Hollywood has long been accused of misrepresenting American history, centering stories on white rescuers while downplaying – or occasionally obliterating – the lives and legacies of black people, even in some films about the struggle for racial equality.

Over the decades, Spike Lee’s “Malcolm X” (1992), Ava DuVernay’s “Selma” (2014), and other Black-led projects have helped the public better understand icons of the civil rights movement. Few narrative features have centered on the Black Panther Party for Self-Defense, the revolutionary organization co-founded in Oakland, California in 1966 by Bobby Seale and Huey P. Newton, which eventually grew into a national and international party.

There are, of course, notable exceptions. Mario Van Peebles followed the organization’s arc in “Panther” (1995), which is not available on streaming services; Tanya Hamilton told the story of a fictional former Panther (Anthony Mackie) in “Night Catches Us” (2010); and several critically acclaimed documentaries have explored the group.

But the more typical (and stereotypical) fictional depiction of the Panthers, critics say, appears in Robert Zemeckis’ Oscar-winning “Forrest Gump” (1994). In a short but telling scene, Tom Hanks’ title character attends a gathering of armed, leather-clad Black Panthers, all roars and catchphrases.

King, who has directed episodes of comedy series like ‘High Maintenance’ and ‘Shrill’, expressed dismay at that kind of sensational presentation, saying in a recent interview to The Atlantic, ‘I hate it. I hate it. always threatening. “

“They’re caricatures,” said King, who co-wrote the “Judas” script (from a story by Keith and Kenny Lucas) with Will Berson. “I think very often that caricature should be a substitute for real entertainment.”

Walker, the cartoonist, pointed to ‘The Black Gestapo’ (1975) – an exploitative photo about a black vigilante who starts a ‘people’s army’ to defend the residents of Watts – as a particularly ‘laughable’ example of the way popular entertainment has the images of the black liberation movement are distorted.

Henderson, who reviews films for RogerEbert.com, said he believed “Judas” is a major counterbalance not only to older titles, but also at least one high profile release in the running for Oscar nominations this year: the docudrama. from Aaron Sorkin “The Trial of the Chicago 7.”

Seale (Yahya Abdul-Mateen II), who was briefly the eighth co-defendant in the eponymous trial, has a supporting role in Sorkin’s film, and Hampton (Kelvin Harrison Jr.) is only fleetingly seen. In a tale of 1960s radicalism, the Panthers’ anti-capitalist aspirations and anti-racist goals seem “an afterthought,” Henderson said.

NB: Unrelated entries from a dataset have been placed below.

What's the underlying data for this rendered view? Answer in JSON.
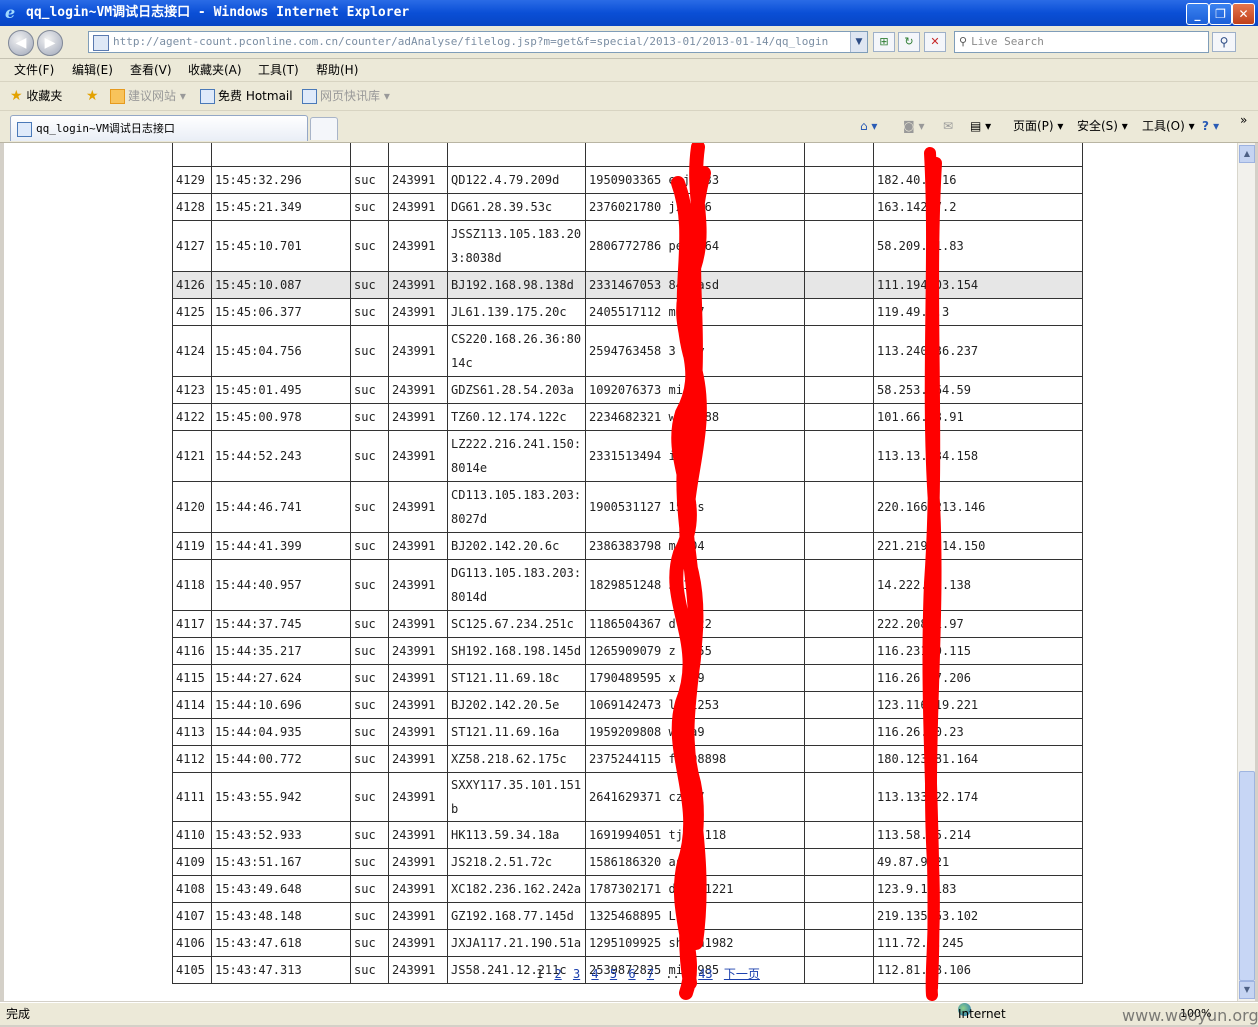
{
  "window": {
    "title": "qq_login~VM调试日志接口 - Windows Internet Explorer",
    "minimize_label": "_",
    "maximize_label": "❐",
    "close_label": "✕"
  },
  "nav": {
    "back_glyph": "◀",
    "forward_glyph": "▶",
    "url": "http://agent-count.pconline.com.cn/counter/adAnalyse/filelog.jsp?m=get&f=special/2013-01/2013-01-14/qq_login",
    "url_dropdown_glyph": "▼",
    "compat_glyph": "⊞",
    "refresh_glyph": "↻",
    "stop_glyph": "✕",
    "search_placeholder": "Live Search",
    "search_glyph": "⚲",
    "search_button_glyph": "⚲"
  },
  "menu": {
    "file": "文件(F)",
    "edit": "编辑(E)",
    "view": "查看(V)",
    "favorites": "收藏夹(A)",
    "tools": "工具(T)",
    "help": "帮助(H)"
  },
  "favbar": {
    "favorites": "收藏夹",
    "suggested_sites": "建议网站 ▾",
    "hotmail": "免费 Hotmail",
    "web_slices": "网页快讯库 ▾"
  },
  "tabs": {
    "active_title": "qq_login~VM调试日志接口"
  },
  "commandbar": {
    "home_glyph": "⌂ ▾",
    "feeds_glyph": "◙ ▾",
    "mail_glyph": "✉",
    "print_glyph": "▤ ▾",
    "page": "页面(P) ▾",
    "safety": "安全(S) ▾",
    "tools": "工具(O) ▾",
    "help_glyph": "? ▾",
    "more_glyph": "»"
  },
  "log": {
    "rows": [
      {
        "id": "4129",
        "time": "15:45:32.296",
        "status": "suc",
        "code": "243991",
        "src": "QD122.4.79.209d",
        "qq": "1950903365 esj  133",
        "blank": "",
        "ip": "182.40.   .16"
      },
      {
        "id": "4128",
        "time": "15:45:21.349",
        "status": "suc",
        "code": "243991",
        "src": "DG61.28.39.53c",
        "qq": "2376021780 jx   676",
        "blank": "",
        "ip": "163.142  7.2"
      },
      {
        "id": "4127",
        "time": "15:45:10.701",
        "status": "suc",
        "code": "243991",
        "src": "JSSZ113.105.183.203:8038d",
        "qq": "2806772786 pe   7564",
        "blank": "",
        "ip": "58.209.  1.83"
      },
      {
        "id": "4126",
        "time": "15:45:10.087",
        "status": "suc",
        "code": "243991",
        "src": "BJ192.168.98.138d",
        "qq": "2331467053 84   7asd",
        "blank": "",
        "ip": "111.194  03.154"
      },
      {
        "id": "4125",
        "time": "15:45:06.377",
        "status": "suc",
        "code": "243991",
        "src": "JL61.139.175.20c",
        "qq": "2405517112 mi   07",
        "blank": "",
        "ip": "119.49.  .3"
      },
      {
        "id": "4124",
        "time": "15:45:04.756",
        "status": "suc",
        "code": "243991",
        "src": "CS220.168.26.36:8014c",
        "qq": "2594763458 3   9zy",
        "blank": "",
        "ip": "113.240  36.237"
      },
      {
        "id": "4123",
        "time": "15:45:01.495",
        "status": "suc",
        "code": "243991",
        "src": "GDZS61.28.54.203a",
        "qq": "1092076373 mi   46",
        "blank": "",
        "ip": "58.253.  64.59"
      },
      {
        "id": "4122",
        "time": "15:45:00.978",
        "status": "suc",
        "code": "243991",
        "src": "TZ60.12.174.122c",
        "qq": "2234682321 w    ma188",
        "blank": "",
        "ip": "101.66.  3.91"
      },
      {
        "id": "4121",
        "time": "15:44:52.243",
        "status": "suc",
        "code": "243991",
        "src": "LZ222.216.241.150:8014e",
        "qq": "2331513494 i   16",
        "blank": "",
        "ip": "113.13.  34.158"
      },
      {
        "id": "4120",
        "time": "15:44:46.741",
        "status": "suc",
        "code": "243991",
        "src": "CD113.105.183.203:8027d",
        "qq": "1900531127 15   cs",
        "blank": "",
        "ip": "220.166  213.146"
      },
      {
        "id": "4119",
        "time": "15:44:41.399",
        "status": "suc",
        "code": "243991",
        "src": "BJ202.142.20.6c",
        "qq": "2386383798 mi   04",
        "blank": "",
        "ip": "221.219  114.150"
      },
      {
        "id": "4118",
        "time": "15:44:40.957",
        "status": "suc",
        "code": "243991",
        "src": "DG113.105.183.203:8014d",
        "qq": "1829851248 3   1a",
        "blank": "",
        "ip": "14.222.  1.138"
      },
      {
        "id": "4117",
        "time": "15:44:37.745",
        "status": "suc",
        "code": "243991",
        "src": "SC125.67.234.251c",
        "qq": "1186504367 d   1222",
        "blank": "",
        "ip": "222.208  1.97"
      },
      {
        "id": "4116",
        "time": "15:44:35.217",
        "status": "suc",
        "code": "243991",
        "src": "SH192.168.198.145d",
        "qq": "1265909079 z   8155",
        "blank": "",
        "ip": "116.231  9.115"
      },
      {
        "id": "4115",
        "time": "15:44:27.624",
        "status": "suc",
        "code": "243991",
        "src": "ST121.11.69.18c",
        "qq": "1790489595 x   629",
        "blank": "",
        "ip": "116.26.  7.206"
      },
      {
        "id": "4114",
        "time": "15:44:10.696",
        "status": "suc",
        "code": "243991",
        "src": "BJ202.142.20.5e",
        "qq": "1069142473 lz   1253",
        "blank": "",
        "ip": "123.116  19.221"
      },
      {
        "id": "4113",
        "time": "15:44:04.935",
        "status": "suc",
        "code": "243991",
        "src": "ST121.11.69.16a",
        "qq": "1959209808 wa   a9",
        "blank": "",
        "ip": "116.26.  0.23"
      },
      {
        "id": "4112",
        "time": "15:44:00.772",
        "status": "suc",
        "code": "243991",
        "src": "XZ58.218.62.175c",
        "qq": "2375244115 fj   98898",
        "blank": "",
        "ip": "180.123  81.164"
      },
      {
        "id": "4111",
        "time": "15:43:55.942",
        "status": "suc",
        "code": "243991",
        "src": "SXXY117.35.101.151b",
        "qq": "2641629371 cz   37",
        "blank": "",
        "ip": "113.133  22.174"
      },
      {
        "id": "4110",
        "time": "15:43:52.933",
        "status": "suc",
        "code": "243991",
        "src": "HK113.59.34.18a",
        "qq": "1691994051 tj   71118",
        "blank": "",
        "ip": "113.58.  5.214"
      },
      {
        "id": "4109",
        "time": "15:43:51.167",
        "status": "suc",
        "code": "243991",
        "src": "JS218.2.51.72c",
        "qq": "1586186320 as   35",
        "blank": "",
        "ip": "49.87.9  21"
      },
      {
        "id": "4108",
        "time": "15:43:49.648",
        "status": "suc",
        "code": "243991",
        "src": "XC182.236.162.242a",
        "qq": "1787302171 da   861221",
        "blank": "",
        "ip": "123.9.1   183"
      },
      {
        "id": "4107",
        "time": "15:43:48.148",
        "status": "suc",
        "code": "243991",
        "src": "GZ192.168.77.145d",
        "qq": "1325468895 LO   56",
        "blank": "",
        "ip": "219.135  53.102"
      },
      {
        "id": "4106",
        "time": "15:43:47.618",
        "status": "suc",
        "code": "243991",
        "src": "JXJA117.21.190.51a",
        "qq": "1295109925 sh   ua1982",
        "blank": "",
        "ip": "111.72.  .245"
      },
      {
        "id": "4105",
        "time": "15:43:47.313",
        "status": "suc",
        "code": "243991",
        "src": "JS58.241.12.211c",
        "qq": "2539872825 mi   6985",
        "blank": "",
        "ip": "112.81.  8.106"
      }
    ]
  },
  "pager": {
    "current": "1",
    "pages": [
      "2",
      "3",
      "4",
      "5",
      "6",
      "7"
    ],
    "ellipsis": "...",
    "last": "43",
    "next": "下一页"
  },
  "scroll": {
    "up_glyph": "▲",
    "down_glyph": "▼"
  },
  "status": {
    "left": "完成",
    "zone": "Internet",
    "zoom": "100%",
    "watermark": "www.wooyun.org"
  },
  "colors": {
    "redaction": "#ff0000",
    "link": "#1a3fae",
    "highlight_row": "#e6e6e6"
  }
}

Interestingly, several well-known Hollywood personalities of the 1960s and 1970s – Jane Fonda, Marlon Brando, “Easy Rider” producer Bert Schneider – supported the Panthers.

“In some ways, Hollywood liberals played an important role in giving money to the Panther cause. But when it came to making movies about them, it was just easier to make them cartoons,” said Trey Ellis, a two-time Emmy-winning screenwriter and novelist who teaches at Columbia University.

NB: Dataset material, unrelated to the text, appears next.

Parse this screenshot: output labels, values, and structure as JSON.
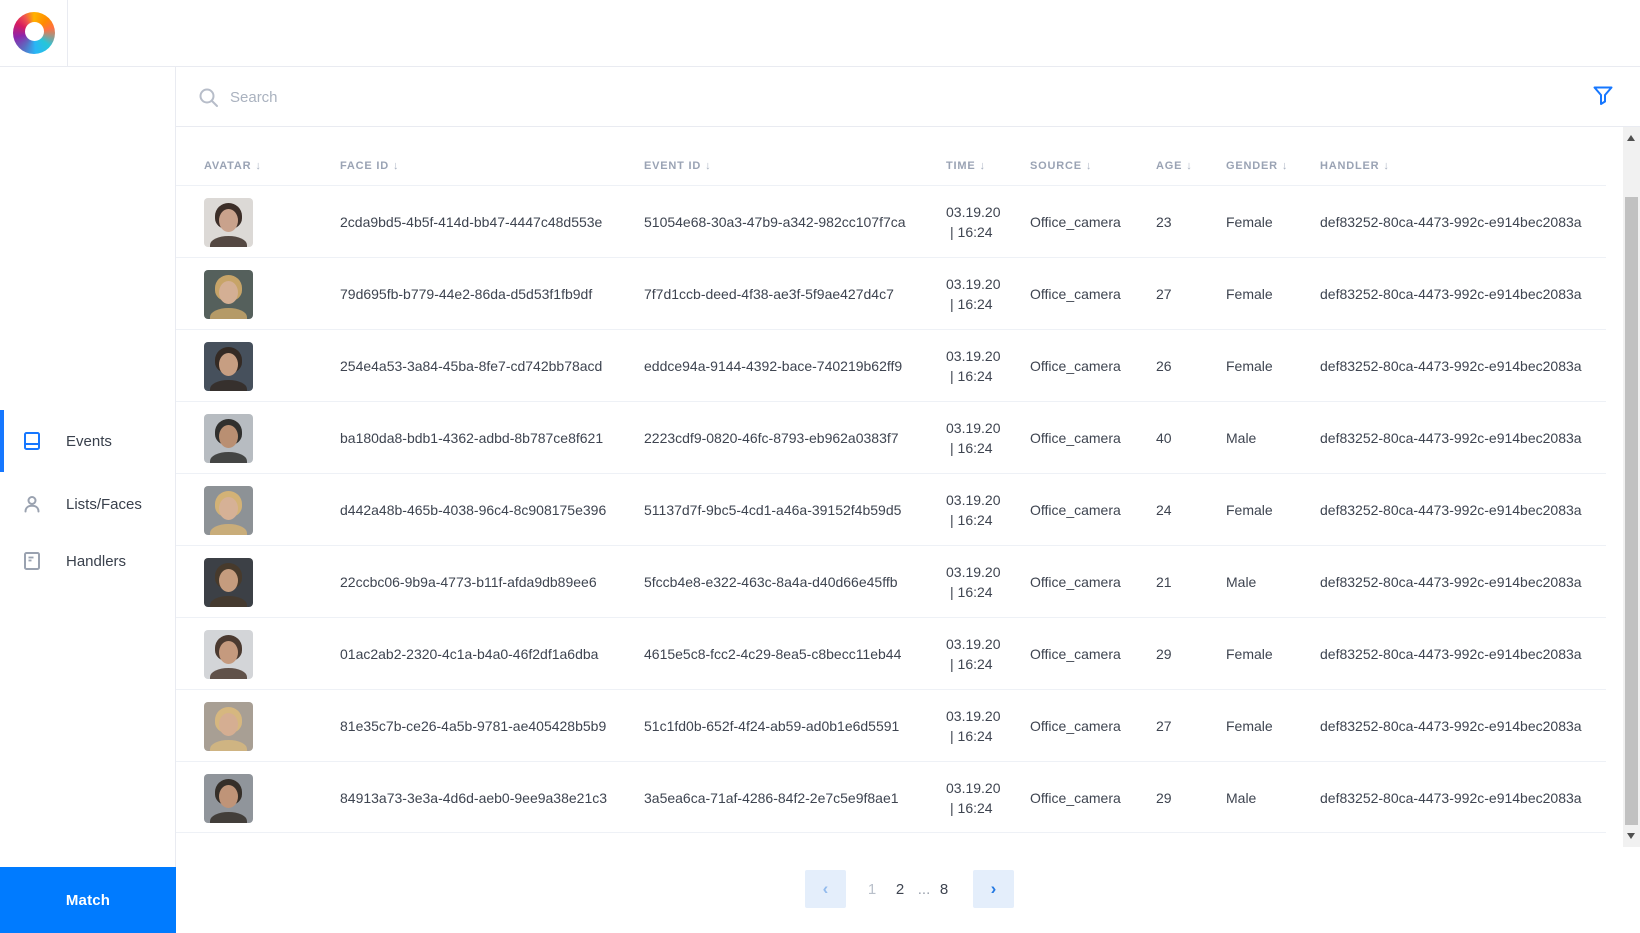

And yet, given the way popular films shape our understanding of history, today’s filmmakers have the opportunity to rethink the past and re-evaluate the people and social movements looming in America today.

Ellis recalled that when he first co-wrote the script for a 1995 HBO movie about the Tuskegee Airmen, the first African American fighter pilots in the Army Air Corps, very few movies or television shows had dramatized their heroism.

“When I wrote it, no one knew who the pilots were, although there had been a few documentaries,” said Ellis. “The fact that they are now part of the American conversation about black history – I am really proud of that.

“I think ‘Judas and the Black Messiah’ will hopefully do the same,” said Ellis.